At Dr Reddy's, chairman Anji Reddy has handed over the reins to son Satish and son-in-law G V Prasad — both US-educated management experts — to pursue his dreams on drug discovery. "Often I wake up in the middle of night to discuss my ideas with our senior scientists in the US and we still enjoy the passion associated with drug discovery, the amazing chemical compositions that can cure diseases of the world," Anji Reddy told in an interview last year.

A pharmaceutical scientist with the public sector Indian Drugs and Pharmaceuticals for six years, he had left his job in 1975 to start Uniloids, Standards Organics and in 1984 Dr Reddy's Laboratories, now India's second largest drug company.

At Lupin, chairman D B Gupta is assisted by daughter Vinita as group president and chief executive of its US business and son Nilesh as group president and executive director in India.

Similarly, at Wockhardt, chairman Habil Khorakiwala still heads the company in its day-to-day activities with the assistance of sons Huzaifa and Murthasa, both executive directors.

Twenty-year-old Aalok D Sanghvi joined Sun Pharma a few months ago as a trainee to learn the tricks of his father Dilip Sanghvi's business.

"Generation Next thinks global unlike us, who preferred to focus more on domestic business in the early years and was reluctant to take risks," says Kare.

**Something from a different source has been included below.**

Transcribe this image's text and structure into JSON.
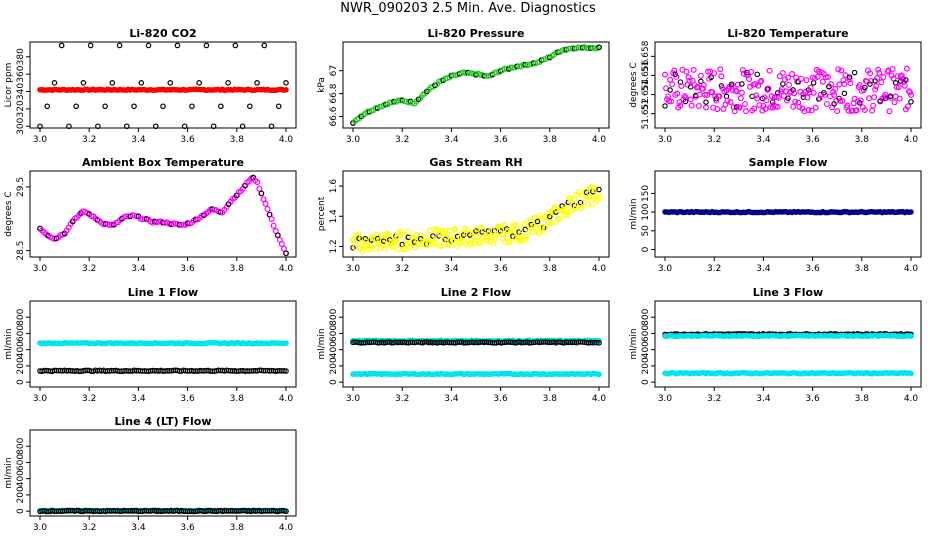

An example is Glenmark Pharmaceuticals. When Glen Saldanha a pharmacy graduate who took his MBA from the Leonard Stern School of Business in New York  joined as director of his father's business after a brief stint as an employee with a famous consultancy in 1998, Glenmark was selling drugs in the domestic market with less than Rs 250 crore turnover. Now, the company sells its products all over the world and has grown to become one of the largest drug houses in India.

The Generation Next of pharma industry thinks global and will have to survive in an industry, which transformed a lot globally in the last three decades.